More on audit and "media"
This started as notes to myself in preparation for a review tcon tomorrow about adding clipboard manager export/import events to the DICOM Audit log. It may be worth sharing.
The use of the term "media" has become a problem for the audit trail. It was a fairly clear concept when this work started (in the late 1990's). At that time the use of media was extremely common in radiology, and the meaning was clear.
Media was a physical device that held images in a semi-permanent storage medium. The earliest old examples were "paper" and "film". It's true that these media could be copied or destroyed, but they were to a large degree permanent in a medical records context. They were also usually had some sort of label identifying the images or report. Unlabeled media was usually a violation of medical records policy. A site that gathered an audit log but didn't follow normal policy might exist, and but it would be a fringe case that violated normal rules for the audit log.
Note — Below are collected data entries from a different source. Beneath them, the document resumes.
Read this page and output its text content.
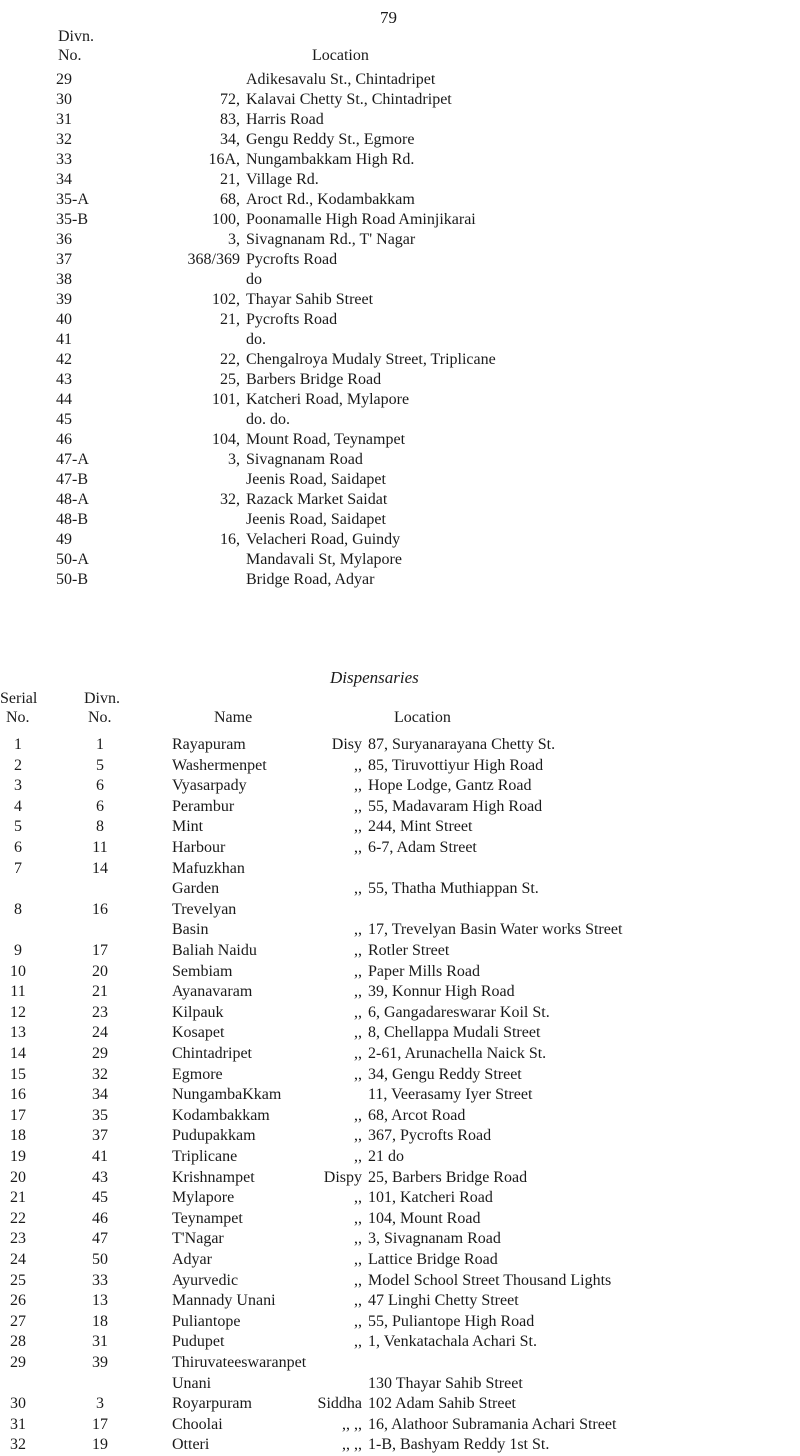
79
Divn.
No.	Location
29	Adikesavalu St., Chintadripet
30	72, Kalavai Chetty St., Chintadripet
31	83, Harris Road
32	34, Gengu Reddy St., Egmore
33	16A, Nungambakkam High Rd.
34	21, Village Rd.
35-A	68, Aroct Rd., Kodambakkam
35-B	100, Poonamalle High Road Aminjikarai
36	3, Sivagnanam Rd., T' Nagar
37	368/369 Pycrofts Road
38	do
39	102, Thayar Sahib Street
40	21, Pycrofts Road
41	do.
42	22, Chengalroya Mudaly Street, Triplicane
43	25, Barbers Bridge Road
44	101, Katcheri Road, Mylapore
45	do. do.
46	104, Mount Road, Teynampet
47-A	3, Sivagnanam Road
47-B	Jeenis Road, Saidapet
48-A	32, Razack Market Saidat
48-B	Jeenis Road, Saidapet
49	16, Velacheri Road, Guindy
50-A	Mandavali St, Mylapore
50-B	Bridge Road, Adyar
Dispensaries
Serial
No.
Divn.
No.	Name	Location
1	1	Rayapuram	Disy 87, Suryanarayana Chetty St.
2	5	Washermenpet	,, 85, Tiruvottiyur High Road
3	6	Vyasarpady	,, Hope Lodge, Gantz Road
4	6	Perambur	,, 55, Madavaram High Road
5	8	Mint	,, 244, Mint Street
6	11	Harbour	,, 6-7, Adam Street
7	14	Mafuzkhan
Garden	,, 55, Thatha Muthiappan St.
8	16	Trevelyan
Basin	,, 17, Trevelyan Basin Water works Street
9	17	Baliah Naidu	,, Rotler Street
10	20	Sembiam	,, Paper Mills Road
11	21	Ayanavaram	,, 39, Konnur High Road
12	23	Kilpauk	,, 6, Gangadareswarar Koil St.
13	24	Kosapet	,, 8, Chellappa Mudali Street
14	29	Chintadripet	,, 2-61, Arunachella Naick St.
15	32	Egmore	,, 34, Gengu Reddy Street
16	34	NungambaKkam	11, Veerasamy Iyer Street
17	35	Kodambakkam	,, 68, Arcot Road
18	37	Pudupakkam	,, 367, Pycrofts Road
19	41	Triplicane	,, 21 do
20	43	Krishnampet	Dispy 25, Barbers Bridge Road
21	45	Mylapore	,, 101, Katcheri Road
22	46	Teynampet	,, 104, Mount Road
23	47	T'Nagar	,, 3, Sivagnanam Road
24	50	Adyar	,, Lattice Bridge Road
25	33	Ayurvedic	,, Model School Street Thousand Lights
26	13	Mannady Unani	,, 47 Linghi Chetty Street
27	18	Puliantope	,, 55, Puliantope High Road
28	31	Pudupet	,, 1, Venkatachala Achari St.
29	39	Thiruvateeswaranpet
Unani	130 Thayar Sahib Street
30	3	Royarpuram	Siddha 102 Adam Sahib Street
31	17	Choolai	,, ,, 16, Alathoor Subramania Achari Street
32	19	Otteri	,, ,, 1-B, Bashyam Reddy 1st St.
New media, initially defined by DICOM, were the various forms of removable disks. Magneto-optical disks were extremely popular in ultrasound, and CD-Rs (later DVDs) were very popular for shipping medical records between sites. Millions of disks were generated and shipped annually.
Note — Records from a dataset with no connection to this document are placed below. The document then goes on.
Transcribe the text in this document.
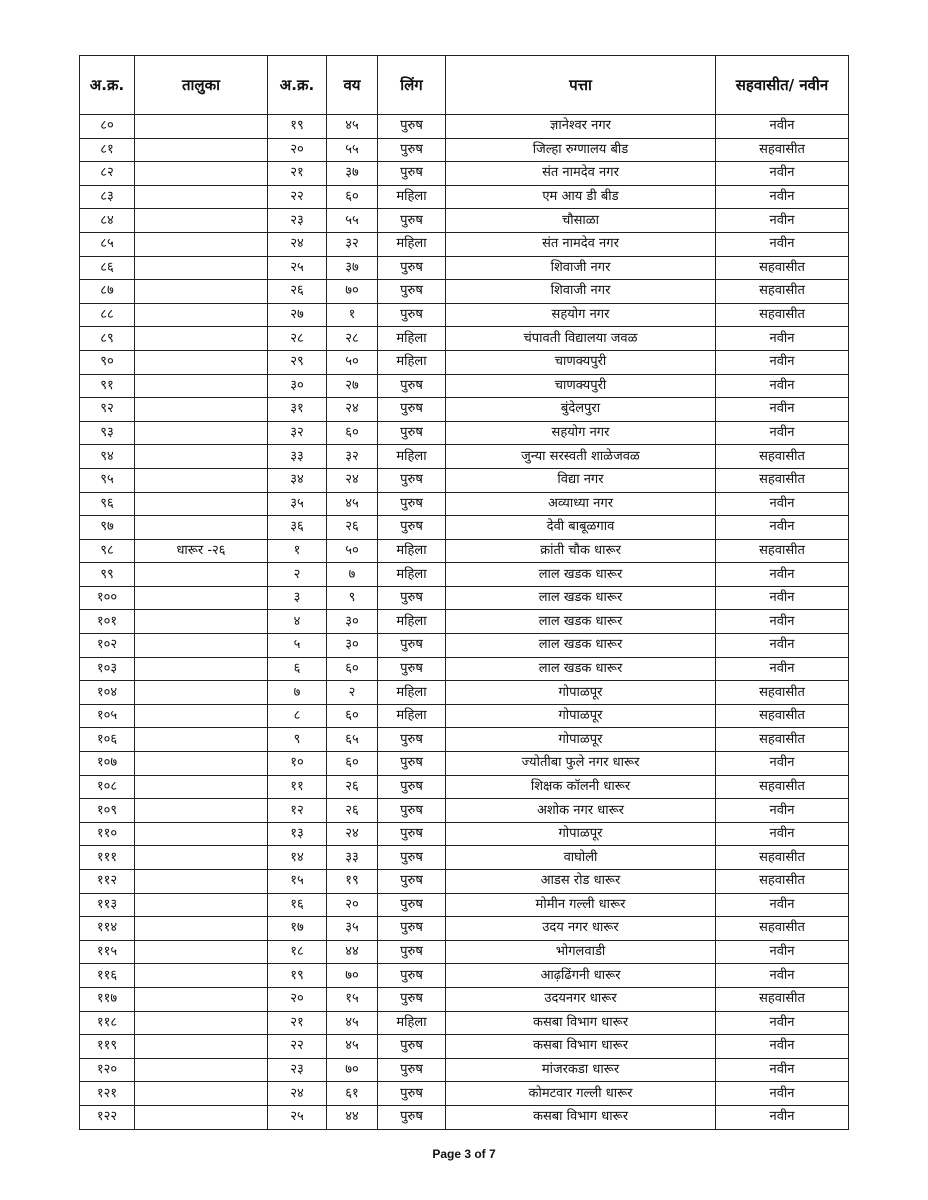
अ.क्र.	तालुका	अ.क्र.	वय	लिंग	पत्ता	सहवासीत/ नवीन
८०		१९	४५	पुरुष	ज्ञानेश्वर नगर	नवीन
८१		२०	५५	पुरुष	जिल्हा रुग्णालय बीड	सहवासीत
८२		२१	३७	पुरुष	संत नामदेव नगर	नवीन
८३		२२	६०	महिला	एम आय डी बीड	नवीन
८४		२३	५५	पुरुष	चौसाळा	नवीन
८५		२४	३२	महिला	संत नामदेव नगर	नवीन
८६		२५	३७	पुरुष	शिवाजी नगर	सहवासीत
८७		२६	७०	पुरुष	शिवाजी नगर	सहवासीत
८८		२७	१	पुरुष	सहयोग नगर	सहवासीत
८९		२८	२८	महिला	चंपावती विद्यालया जवळ	नवीन
९०		२९	५०	महिला	चाणक्यपुरी	नवीन
९१		३०	२७	पुरुष	चाणक्यपुरी	नवीन
९२		३१	२४	पुरुष	बुंदेलपुरा	नवीन
९३		३२	६०	पुरुष	सहयोग नगर	नवीन
९४		३३	३२	महिला	जुन्या सरस्वती शाळेजवळ	सहवासीत
९५		३४	२४	पुरुष	विद्या नगर	सहवासीत
९६		३५	४५	पुरुष	अव्याध्या नगर	नवीन
९७		३६	२६	पुरुष	देवी बाबूळगाव	नवीन
९८	धारूर -२६	१	५०	महिला	क्रांती चौक धारूर	सहवासीत
९९		२	७	महिला	लाल खडक धारूर	नवीन
१००		३	९	पुरुष	लाल खडक धारूर	नवीन
१०१		४	३०	महिला	लाल खडक धारूर	नवीन
१०२		५	३०	पुरुष	लाल खडक धारूर	नवीन
१०३		६	६०	पुरुष	लाल खडक धारूर	नवीन
१०४		७	२	महिला	गोपाळपूर	सहवासीत
१०५		८	६०	महिला	गोपाळपूर	सहवासीत
१०६		९	६५	पुरुष	गोपाळपूर	सहवासीत
१०७		१०	६०	पुरुष	ज्योतीबा फुले नगर धारूर	नवीन
१०८		११	२६	पुरुष	शिक्षक कॉलनी धारूर	सहवासीत
१०९		१२	२६	पुरुष	अशोक नगर धारूर	नवीन
११०		१३	२४	पुरुष	गोपाळपूर	नवीन
१११		१४	३३	पुरुष	वाघोली	सहवासीत
११२		१५	१९	पुरुष	आडस रोड धारूर	सहवासीत
११३		१६	२०	पुरुष	मोमीन गल्ली धारूर	नवीन
११४		१७	३५	पुरुष	उदय नगर धारूर	सहवासीत
११५		१८	४४	पुरुष	भोगलवाडी	नवीन
११६		१९	७०	पुरुष	आढ़ढिंगनी धारूर	नवीन
११७		२०	१५	पुरुष	उदयनगर धारूर	सहवासीत
११८		२१	४५	महिला	कसबा विभाग धारूर	नवीन
११९		२२	४५	पुरुष	कसबा विभाग धारूर	नवीन
१२०		२३	७०	पुरुष	मांजरकडा धारूर	नवीन
१२१		२४	६१	पुरुष	कोमटवार गल्ली धारूर	नवीन
१२२		२५	४४	पुरुष	कसबा विभाग धारूर	नवीन
Page 3 of 7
As new media types were added and technology changed the definitions got stretched. Initially the extensions were modest variations. A network virtual disk does not have a physical instantiation. But it could still be described as if it were a physical disk. That was the basic concept behind calling it a "virtual disk".
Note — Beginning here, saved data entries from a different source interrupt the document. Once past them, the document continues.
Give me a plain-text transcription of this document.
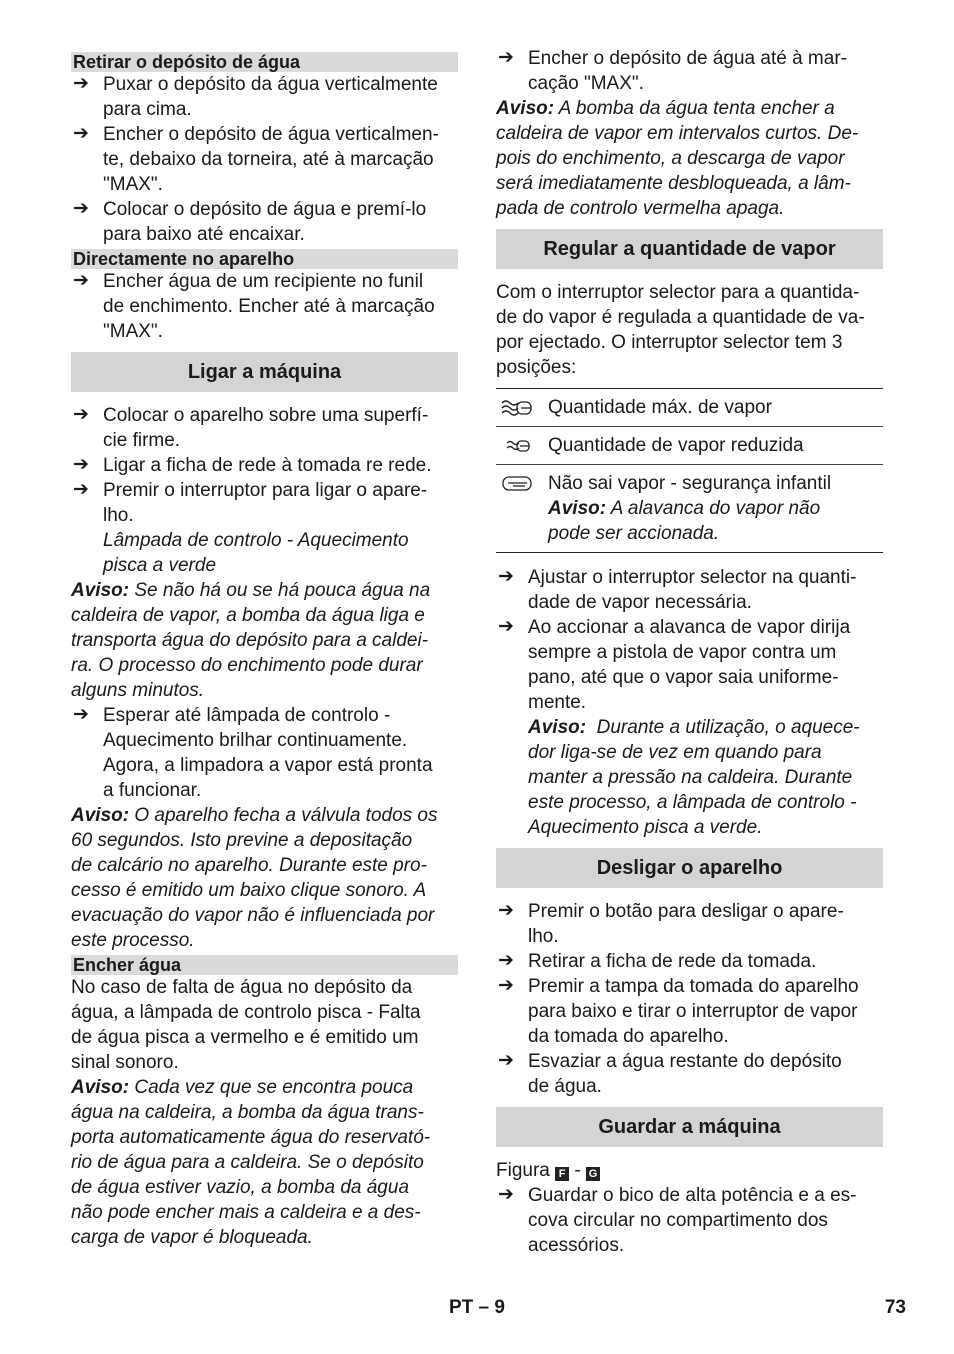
Retirar o depósito de água
➔ Puxar o depósito da água verticalmente
para cima.
➔ Encher o depósito de água verticalmen-
te, debaixo da torneira, até à marcação
"MAX".
➔ Colocar o depósito de água e premí-lo
para baixo até encaixar.
Directamente no aparelho
➔ Encher água de um recipiente no funil
de enchimento. Encher até à marcação
"MAX".
Ligar a máquina
➔ Colocar o aparelho sobre uma superfí-
cie firme.
➔ Ligar a ficha de rede à tomada re rede.
➔ Premir o interruptor para ligar o apare-
lho.
Lâmpada de controlo - Aquecimento
pisca a verde
Aviso: Se não há ou se há pouca água na
caldeira de vapor, a bomba da água liga e
transporta água do depósito para a caldei-
ra. O processo do enchimento pode durar
alguns minutos.
➔ Esperar até lâmpada de controlo -
Aquecimento brilhar continuamente.
Agora, a limpadora a vapor está pronta
a funcionar.
Aviso: O aparelho fecha a válvula todos os
60 segundos. Isto previne a depositação
de calcário no aparelho. Durante este pro-
cesso é emitido um baixo clique sonoro. A
evacuação do vapor não é influenciada por
este processo.
Encher água
No caso de falta de água no depósito da
água, a lâmpada de controlo pisca - Falta
de água pisca a vermelho e é emitido um
sinal sonoro.
Aviso: Cada vez que se encontra pouca
água na caldeira, a bomba da água trans-
porta automaticamente água do reservató-
rio de água para a caldeira. Se o depósito
de água estiver vazio, a bomba da água
não pode encher mais a caldeira e a des-
carga de vapor é bloqueada.
➔ Encher o depósito de água até à mar-
cação "MAX".
Aviso: A bomba da água tenta encher a
caldeira de vapor em intervalos curtos. De-
pois do enchimento, a descarga de vapor
será imediatamente desbloqueada, a lâm-
pada de controlo vermelha apaga.
Regular a quantidade de vapor
Com o interruptor selector para a quantida-
de do vapor é regulada a quantidade de va-
por ejectado. O interruptor selector tem 3
posições:
Quantidade máx. de vapor
Quantidade de vapor reduzida
Não sai vapor - segurança infantil
Aviso: A alavanca do vapor não
pode ser accionada.
➔ Ajustar o interruptor selector na quanti-
dade de vapor necessária.
➔ Ao accionar a alavanca de vapor dirija
sempre a pistola de vapor contra um
pano, até que o vapor saia uniforme-
mente.
Aviso:  Durante a utilização, o aquece-
dor liga-se de vez em quando para
manter a pressão na caldeira. Durante
este processo, a lâmpada de controlo -
Aquecimento pisca a verde.
Desligar o aparelho
➔ Premir o botão para desligar o apare-
lho.
➔ Retirar a ficha de rede da tomada.
➔ Premir a tampa da tomada do aparelho
para baixo e tirar o interruptor de vapor
da tomada do aparelho.
➔ Esvaziar a água restante do depósito
de água.
Guardar a máquina
Figura F - G
➔ Guardar o bico de alta potência e a es-
cova circular no compartimento dos
acessórios.
PT – 9	73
This got stretched further with the addition of ZIP files and email messages. These lack physical instantiation and they are only vaguely disk-like. Still, they were identifiable by name or label.
There was the issue of what to do with network services. The initial dominant network service was the DICOM Archive. This was not considered a media. It was described as a network service, with a network address, etc. DICOM didn't explicitly tackle network services like database servers, but the same basic rules used for a DICOM server applied to the other kinds of servers. The network address, application service description, etc. can be used to identify these servers.
Most recently these stretched definitions reached a breaking point. The proximate cause is the addition of:
- clipboard services
- web email services
It started with clipboard services. Shortly thereafter it became clear that the existing email description was not appropriate for web email services. A review of all the other existing extended and stretched media types revealed increasing confusion about definitions. The wide variety of web resources didn't fit easily into the original or stretched concepts.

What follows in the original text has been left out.